Walking up to strangers and asking to record their life story as lyrics seems like odd homework, but not to Trey Flores, senior music composition major from Waco. Threads of disconnected stories weave together into common themes of underrepresentation in classrooms, isolation and a diverse culture as students give Flores a glimpse into what the Black college experience means to them at SFA, a predominantly white institution.
A simple school project for the class MUTC 4175 Special Problems quickly transformed into something much more powerful for Flores. He took up the challenge to create an organized set of six musical pieces documenting the Black college experience from 25 detailed interviews.
Flores said that after every interview, he would always ask the interviewee how they felt.
“They would always have this sense of relief and [they just felt] good to let everything they said out,” Flores said. “Some of [the responses] were pretty jarring, while others were more or less expected because I am a Black student, so I get what it’s like, but I don’t [understand] all the time because there’s just so many different kinds of people.”
DaQuan Allen, Black Student Caucus executive board member and senior creative writing major from Dallas, said students and organizations will identify with Flores’ pieces, and the music will help organizations rebuild a foundation of unity.
“I feel like they will be like, ‘I have a family here, and I can relate to what’s going on and I know that because I’m not the only one that feels this way. We can work to make it better,’” Allen said.
The interviews were supplemented by a Google Form, which was sent out to Black organization leaders, like Allen, to be dispersed for a wider perspective.
Flores has written music from interviews before. His website features a piece called “Everard,” which is about a woman’s experience with misogyny. "Everard” premiered at the 2021 Fresh Inc. Music Festival and was performed in the festival’s digital platform.
“[Creating ‘Everard’] was really eye-opening to me because I myself am not a woman, so I don’t have that perspective,” Flores said. “What I had to do was go around and ask all these people to give me their perspective about all these questions I’d laid out for them, and it was really a beautiful experience. I loved it. That really set me on the path to do this, and this is really more personal to me.”
He said he likes his work to be meaningful and to say something to the listener.
“It is for a grade, but it’s kind of moved past that. There’s a lot more to it now,” Flores said.
Flores has reached out to musicians and other team members who are willing to help Flores achieve his goal.
Jay Teamer, senior music education major from Lewisville, said it’s always good to have a strong support system for big projects like this.

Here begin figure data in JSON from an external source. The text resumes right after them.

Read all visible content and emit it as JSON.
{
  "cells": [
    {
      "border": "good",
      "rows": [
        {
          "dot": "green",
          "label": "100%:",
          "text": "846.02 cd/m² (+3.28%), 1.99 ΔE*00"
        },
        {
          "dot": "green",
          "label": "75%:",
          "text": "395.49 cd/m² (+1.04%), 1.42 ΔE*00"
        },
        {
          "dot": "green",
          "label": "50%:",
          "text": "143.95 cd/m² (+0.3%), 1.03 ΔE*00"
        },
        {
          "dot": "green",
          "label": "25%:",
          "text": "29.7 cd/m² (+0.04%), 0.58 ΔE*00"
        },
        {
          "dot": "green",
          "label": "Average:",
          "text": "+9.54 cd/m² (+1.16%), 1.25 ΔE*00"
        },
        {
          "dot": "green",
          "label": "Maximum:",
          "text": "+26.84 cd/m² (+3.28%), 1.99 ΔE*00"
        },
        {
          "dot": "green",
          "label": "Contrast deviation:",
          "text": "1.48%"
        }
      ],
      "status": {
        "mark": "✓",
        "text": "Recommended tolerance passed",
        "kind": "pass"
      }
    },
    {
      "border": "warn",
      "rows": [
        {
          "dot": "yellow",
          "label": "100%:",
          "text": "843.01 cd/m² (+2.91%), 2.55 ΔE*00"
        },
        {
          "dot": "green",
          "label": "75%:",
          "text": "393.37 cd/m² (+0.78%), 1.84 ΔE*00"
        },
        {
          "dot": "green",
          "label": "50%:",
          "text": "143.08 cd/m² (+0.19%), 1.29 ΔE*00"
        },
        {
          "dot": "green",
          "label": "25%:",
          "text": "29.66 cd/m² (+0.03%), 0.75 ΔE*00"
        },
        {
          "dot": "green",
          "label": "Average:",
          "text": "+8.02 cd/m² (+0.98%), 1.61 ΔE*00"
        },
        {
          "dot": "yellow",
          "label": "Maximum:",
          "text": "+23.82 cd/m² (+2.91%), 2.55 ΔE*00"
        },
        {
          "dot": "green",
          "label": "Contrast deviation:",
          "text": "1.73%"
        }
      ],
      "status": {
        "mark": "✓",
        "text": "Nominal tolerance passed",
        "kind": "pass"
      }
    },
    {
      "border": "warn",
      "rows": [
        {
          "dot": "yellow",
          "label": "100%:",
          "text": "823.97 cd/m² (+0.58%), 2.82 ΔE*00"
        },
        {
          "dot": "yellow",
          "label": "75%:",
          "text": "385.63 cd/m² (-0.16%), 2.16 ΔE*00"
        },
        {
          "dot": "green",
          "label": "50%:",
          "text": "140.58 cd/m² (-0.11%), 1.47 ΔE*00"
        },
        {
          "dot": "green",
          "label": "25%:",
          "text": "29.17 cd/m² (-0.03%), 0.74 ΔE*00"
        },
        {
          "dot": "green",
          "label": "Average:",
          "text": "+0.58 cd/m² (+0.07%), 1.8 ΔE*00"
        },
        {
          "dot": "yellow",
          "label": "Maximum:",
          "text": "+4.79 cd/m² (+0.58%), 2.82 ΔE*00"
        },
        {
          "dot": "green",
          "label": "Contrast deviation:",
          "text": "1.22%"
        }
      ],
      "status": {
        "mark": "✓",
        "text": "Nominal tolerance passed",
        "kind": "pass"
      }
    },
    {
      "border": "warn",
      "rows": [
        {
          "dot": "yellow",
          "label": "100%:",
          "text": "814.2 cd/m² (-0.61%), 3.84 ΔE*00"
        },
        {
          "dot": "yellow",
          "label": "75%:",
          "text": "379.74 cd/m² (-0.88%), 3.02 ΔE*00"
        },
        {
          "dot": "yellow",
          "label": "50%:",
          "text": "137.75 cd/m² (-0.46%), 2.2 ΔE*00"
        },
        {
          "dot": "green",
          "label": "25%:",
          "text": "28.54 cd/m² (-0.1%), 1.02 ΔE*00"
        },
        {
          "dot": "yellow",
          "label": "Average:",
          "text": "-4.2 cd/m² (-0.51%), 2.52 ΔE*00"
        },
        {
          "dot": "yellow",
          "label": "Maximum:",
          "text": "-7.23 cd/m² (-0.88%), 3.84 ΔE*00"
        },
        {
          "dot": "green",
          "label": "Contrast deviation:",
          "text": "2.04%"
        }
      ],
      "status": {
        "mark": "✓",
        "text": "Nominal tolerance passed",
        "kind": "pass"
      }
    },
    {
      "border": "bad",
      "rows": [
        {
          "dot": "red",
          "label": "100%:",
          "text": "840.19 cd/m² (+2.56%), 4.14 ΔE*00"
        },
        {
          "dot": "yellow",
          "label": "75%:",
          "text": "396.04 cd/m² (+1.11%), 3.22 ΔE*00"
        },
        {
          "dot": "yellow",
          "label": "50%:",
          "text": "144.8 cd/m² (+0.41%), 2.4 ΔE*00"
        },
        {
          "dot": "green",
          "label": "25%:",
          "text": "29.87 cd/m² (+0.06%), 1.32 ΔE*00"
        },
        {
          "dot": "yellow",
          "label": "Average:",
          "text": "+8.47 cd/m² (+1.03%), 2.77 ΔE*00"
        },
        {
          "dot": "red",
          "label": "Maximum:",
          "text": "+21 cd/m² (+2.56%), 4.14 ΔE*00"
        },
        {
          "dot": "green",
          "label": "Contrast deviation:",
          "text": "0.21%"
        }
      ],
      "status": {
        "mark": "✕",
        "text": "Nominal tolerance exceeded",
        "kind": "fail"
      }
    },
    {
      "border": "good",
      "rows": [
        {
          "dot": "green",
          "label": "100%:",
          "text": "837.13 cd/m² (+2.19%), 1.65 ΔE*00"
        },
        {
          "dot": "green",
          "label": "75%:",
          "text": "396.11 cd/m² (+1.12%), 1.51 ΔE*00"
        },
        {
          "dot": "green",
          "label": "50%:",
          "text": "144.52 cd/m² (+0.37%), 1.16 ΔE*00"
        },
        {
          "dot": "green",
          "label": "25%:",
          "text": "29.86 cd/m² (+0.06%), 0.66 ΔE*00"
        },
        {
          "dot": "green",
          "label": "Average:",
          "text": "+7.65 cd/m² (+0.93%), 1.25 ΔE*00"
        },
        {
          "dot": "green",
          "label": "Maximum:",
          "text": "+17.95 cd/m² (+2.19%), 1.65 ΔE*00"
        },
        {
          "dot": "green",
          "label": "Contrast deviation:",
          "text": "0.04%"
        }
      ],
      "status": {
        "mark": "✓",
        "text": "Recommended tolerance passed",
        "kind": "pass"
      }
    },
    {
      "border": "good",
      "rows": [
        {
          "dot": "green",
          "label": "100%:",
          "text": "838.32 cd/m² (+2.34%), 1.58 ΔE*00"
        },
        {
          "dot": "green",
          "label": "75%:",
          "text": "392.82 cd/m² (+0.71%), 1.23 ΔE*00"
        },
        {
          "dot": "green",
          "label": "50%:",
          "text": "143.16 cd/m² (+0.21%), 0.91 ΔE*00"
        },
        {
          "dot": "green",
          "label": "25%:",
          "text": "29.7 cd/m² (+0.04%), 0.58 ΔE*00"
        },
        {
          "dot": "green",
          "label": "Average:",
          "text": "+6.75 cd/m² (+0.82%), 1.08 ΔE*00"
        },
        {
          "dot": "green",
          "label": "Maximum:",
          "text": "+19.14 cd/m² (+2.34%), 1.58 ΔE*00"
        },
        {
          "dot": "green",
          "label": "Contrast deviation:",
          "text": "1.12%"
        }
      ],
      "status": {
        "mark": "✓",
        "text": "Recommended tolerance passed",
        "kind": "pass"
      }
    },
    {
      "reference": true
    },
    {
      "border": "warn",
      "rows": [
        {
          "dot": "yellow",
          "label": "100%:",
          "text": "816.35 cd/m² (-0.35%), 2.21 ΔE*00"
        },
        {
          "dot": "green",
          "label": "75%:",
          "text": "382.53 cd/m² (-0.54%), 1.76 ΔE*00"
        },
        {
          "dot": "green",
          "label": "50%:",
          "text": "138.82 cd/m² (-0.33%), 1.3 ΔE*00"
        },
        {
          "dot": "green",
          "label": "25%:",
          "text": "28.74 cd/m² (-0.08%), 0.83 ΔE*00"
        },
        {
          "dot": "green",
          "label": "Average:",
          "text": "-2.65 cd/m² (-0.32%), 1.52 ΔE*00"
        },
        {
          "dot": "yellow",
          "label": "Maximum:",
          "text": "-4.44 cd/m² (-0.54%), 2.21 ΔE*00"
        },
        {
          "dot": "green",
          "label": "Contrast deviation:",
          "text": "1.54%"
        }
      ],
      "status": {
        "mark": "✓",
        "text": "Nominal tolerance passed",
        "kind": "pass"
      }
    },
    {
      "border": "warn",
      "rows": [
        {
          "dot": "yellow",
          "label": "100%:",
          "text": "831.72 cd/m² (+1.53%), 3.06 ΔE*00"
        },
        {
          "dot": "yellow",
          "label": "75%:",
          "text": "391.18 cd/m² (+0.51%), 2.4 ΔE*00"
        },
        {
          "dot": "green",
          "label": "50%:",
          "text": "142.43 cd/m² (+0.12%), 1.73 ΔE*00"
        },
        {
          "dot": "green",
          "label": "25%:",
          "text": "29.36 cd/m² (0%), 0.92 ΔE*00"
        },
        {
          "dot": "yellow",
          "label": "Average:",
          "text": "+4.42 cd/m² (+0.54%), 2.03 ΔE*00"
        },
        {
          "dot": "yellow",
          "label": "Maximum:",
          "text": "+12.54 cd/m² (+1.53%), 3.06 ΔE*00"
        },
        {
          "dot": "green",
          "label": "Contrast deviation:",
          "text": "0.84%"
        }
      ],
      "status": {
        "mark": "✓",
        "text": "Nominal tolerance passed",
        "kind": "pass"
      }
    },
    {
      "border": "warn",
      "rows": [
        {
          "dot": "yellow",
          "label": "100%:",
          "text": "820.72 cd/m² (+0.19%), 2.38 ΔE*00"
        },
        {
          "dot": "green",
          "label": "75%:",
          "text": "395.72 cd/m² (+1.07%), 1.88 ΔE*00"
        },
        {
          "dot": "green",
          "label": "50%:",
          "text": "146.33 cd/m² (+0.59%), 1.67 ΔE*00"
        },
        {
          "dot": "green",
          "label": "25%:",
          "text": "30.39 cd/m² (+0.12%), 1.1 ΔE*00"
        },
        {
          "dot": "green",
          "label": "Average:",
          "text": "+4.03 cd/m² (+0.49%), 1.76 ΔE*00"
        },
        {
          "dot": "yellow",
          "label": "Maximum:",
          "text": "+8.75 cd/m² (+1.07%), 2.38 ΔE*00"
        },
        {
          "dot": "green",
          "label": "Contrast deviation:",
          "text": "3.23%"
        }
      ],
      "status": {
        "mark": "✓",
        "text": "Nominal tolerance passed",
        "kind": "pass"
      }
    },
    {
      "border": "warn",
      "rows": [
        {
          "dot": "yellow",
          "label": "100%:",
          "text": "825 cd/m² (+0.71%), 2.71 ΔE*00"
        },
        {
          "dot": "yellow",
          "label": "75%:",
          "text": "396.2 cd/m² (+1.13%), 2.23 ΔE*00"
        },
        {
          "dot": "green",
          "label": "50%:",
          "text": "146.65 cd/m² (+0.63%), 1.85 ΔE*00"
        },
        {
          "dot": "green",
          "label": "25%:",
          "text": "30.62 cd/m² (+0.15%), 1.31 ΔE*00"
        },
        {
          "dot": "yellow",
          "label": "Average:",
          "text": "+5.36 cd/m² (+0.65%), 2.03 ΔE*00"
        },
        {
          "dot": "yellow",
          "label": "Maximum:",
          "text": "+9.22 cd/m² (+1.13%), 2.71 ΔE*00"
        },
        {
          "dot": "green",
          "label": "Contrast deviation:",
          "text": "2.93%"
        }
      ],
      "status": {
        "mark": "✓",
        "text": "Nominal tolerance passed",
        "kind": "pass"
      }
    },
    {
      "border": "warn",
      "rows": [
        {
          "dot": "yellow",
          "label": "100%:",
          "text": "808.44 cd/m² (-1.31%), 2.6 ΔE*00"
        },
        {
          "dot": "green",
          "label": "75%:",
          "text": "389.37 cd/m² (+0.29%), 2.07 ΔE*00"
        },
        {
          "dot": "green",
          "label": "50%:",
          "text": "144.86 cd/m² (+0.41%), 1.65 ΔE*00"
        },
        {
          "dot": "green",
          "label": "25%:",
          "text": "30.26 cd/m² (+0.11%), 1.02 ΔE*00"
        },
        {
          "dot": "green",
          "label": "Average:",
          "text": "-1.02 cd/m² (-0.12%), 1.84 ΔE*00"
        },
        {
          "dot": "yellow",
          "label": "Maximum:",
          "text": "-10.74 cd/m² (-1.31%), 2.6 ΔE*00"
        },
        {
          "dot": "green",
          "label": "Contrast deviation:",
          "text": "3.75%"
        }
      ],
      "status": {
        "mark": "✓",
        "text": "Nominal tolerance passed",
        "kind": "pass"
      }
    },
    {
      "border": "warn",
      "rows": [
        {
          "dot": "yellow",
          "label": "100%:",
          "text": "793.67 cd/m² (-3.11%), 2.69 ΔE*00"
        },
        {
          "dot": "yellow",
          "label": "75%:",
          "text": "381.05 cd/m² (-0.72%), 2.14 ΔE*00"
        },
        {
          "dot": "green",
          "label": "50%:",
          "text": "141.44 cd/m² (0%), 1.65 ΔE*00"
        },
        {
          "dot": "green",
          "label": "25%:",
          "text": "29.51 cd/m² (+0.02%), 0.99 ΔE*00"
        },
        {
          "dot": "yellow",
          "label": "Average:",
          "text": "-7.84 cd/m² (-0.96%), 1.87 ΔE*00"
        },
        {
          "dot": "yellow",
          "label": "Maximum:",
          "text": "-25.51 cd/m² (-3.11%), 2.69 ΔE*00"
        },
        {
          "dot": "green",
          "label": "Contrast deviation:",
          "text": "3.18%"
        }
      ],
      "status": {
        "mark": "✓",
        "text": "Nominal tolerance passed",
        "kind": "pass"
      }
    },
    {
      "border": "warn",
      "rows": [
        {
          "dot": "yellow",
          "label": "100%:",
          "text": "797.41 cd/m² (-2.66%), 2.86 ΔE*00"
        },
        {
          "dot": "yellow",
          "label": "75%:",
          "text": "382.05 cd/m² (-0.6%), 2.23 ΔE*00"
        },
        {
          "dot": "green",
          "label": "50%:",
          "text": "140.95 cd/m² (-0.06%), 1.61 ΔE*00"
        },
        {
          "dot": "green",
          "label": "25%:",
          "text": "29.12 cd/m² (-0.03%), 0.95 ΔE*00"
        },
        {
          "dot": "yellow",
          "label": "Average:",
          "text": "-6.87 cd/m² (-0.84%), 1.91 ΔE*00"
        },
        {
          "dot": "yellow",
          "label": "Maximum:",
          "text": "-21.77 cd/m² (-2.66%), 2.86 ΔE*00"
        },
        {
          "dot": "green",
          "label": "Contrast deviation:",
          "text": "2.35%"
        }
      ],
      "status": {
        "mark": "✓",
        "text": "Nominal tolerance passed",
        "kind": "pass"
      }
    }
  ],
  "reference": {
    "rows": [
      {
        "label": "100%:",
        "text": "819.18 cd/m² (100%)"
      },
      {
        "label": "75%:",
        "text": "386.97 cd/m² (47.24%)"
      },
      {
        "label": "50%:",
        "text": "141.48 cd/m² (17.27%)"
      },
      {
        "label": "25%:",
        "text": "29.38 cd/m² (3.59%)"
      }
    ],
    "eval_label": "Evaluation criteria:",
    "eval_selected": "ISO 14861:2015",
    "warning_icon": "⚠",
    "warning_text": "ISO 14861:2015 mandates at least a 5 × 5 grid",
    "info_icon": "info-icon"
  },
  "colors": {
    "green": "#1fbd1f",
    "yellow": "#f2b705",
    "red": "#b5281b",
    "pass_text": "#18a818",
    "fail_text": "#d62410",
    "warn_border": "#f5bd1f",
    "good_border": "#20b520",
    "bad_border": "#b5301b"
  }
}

“[Flores] has some people in his corner who are really [here] for him, so I’m just hoping he goes all the way for it,” Teamer said.
The pieces about the Black college experience are still being constructed, but Flores said he plans to base each of the six pieces on a different Black genre of music such as jazz, hip-hop, R&B, soul and gospel.
The collection will be performed at the Spring Convocation with the Black Student Caucus.